Sonntag im Jahreskreis: |
In einer Zeit wie dieser möchte ich nicht
Politiker sein, Präsident der Vereinigten Staaten von Amerika schon gar
nicht. In diesen Tagen, da Anthrax-Briefe ihre ersten Todesopfer fordern, in denen wir die Berichte der Angriffe auf Afghanistan im Fernsehen verfolgen, und wir befürchten, daß nun auch die großartige Golden Gate Bridge Opfer des Terrors werden könnte, gehen mir oft die Sätze durch den Kopf: "Mein ist die Rache, spricht der Herr!" und "Wenn dich einer auf die linke Wange schlägt, halte ihm auch die rechte hin!" Aber wieviel Wangen haben die Menschen in Amerika eigentlich hingehalten, als Terroristen im Minutentakt Tausende hinschlachteten.

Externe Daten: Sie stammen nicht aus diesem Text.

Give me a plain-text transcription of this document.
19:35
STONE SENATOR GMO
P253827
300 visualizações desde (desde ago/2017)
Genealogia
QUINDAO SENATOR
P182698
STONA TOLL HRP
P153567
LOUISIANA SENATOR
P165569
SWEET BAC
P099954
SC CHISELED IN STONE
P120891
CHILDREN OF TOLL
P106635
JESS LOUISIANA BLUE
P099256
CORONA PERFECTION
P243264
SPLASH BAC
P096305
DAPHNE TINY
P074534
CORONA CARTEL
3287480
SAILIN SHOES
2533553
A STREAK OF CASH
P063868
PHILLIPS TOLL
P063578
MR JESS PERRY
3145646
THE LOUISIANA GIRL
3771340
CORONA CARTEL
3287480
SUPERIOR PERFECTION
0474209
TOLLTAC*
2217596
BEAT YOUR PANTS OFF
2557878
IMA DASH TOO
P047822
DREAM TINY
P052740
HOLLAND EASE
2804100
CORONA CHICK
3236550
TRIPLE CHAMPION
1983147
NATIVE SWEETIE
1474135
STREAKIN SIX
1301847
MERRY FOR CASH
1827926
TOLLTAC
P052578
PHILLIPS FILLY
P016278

Und wenn auch die Rache Gottes ist, wie sollte in einer Welt, die so ist, wie wir sie gerade erleben, der Präsident eines so großen Volkes ihm allein die Rache überlassen? "Du darfst dir nicht alles gefallen lassen." Auch dieser Satz stimmt und hat seine Berechtigung. Auch Jesus hat vor Pilatus gefragt: "Wenn ich die Wahrheit sage, warum schlägst du mich?" Es gibt Momente, da ist man einfach gezwungen, sich zu wehren, um sein Gesicht zu wahren oder andere in ihre Schranken zu weisen. Aber auch diese Erfahrung habe ich schon gemacht: Jeder Rückschlag ist ein Rückschlag, mit jedem Gegenschlag, den ich vorangetrieben habe, ist das Gold meiner eigenen Ideale stumpfer geworden. In diesen Tagen bleibt uns nichts anderes als zu beten, daß die Spirale von Gewalt und Gegengewalt nicht ins Endlose treibt, denn Verlierer bleibt der Mensch, die Welt, und das, was Gott und Menschen geschaffen haben.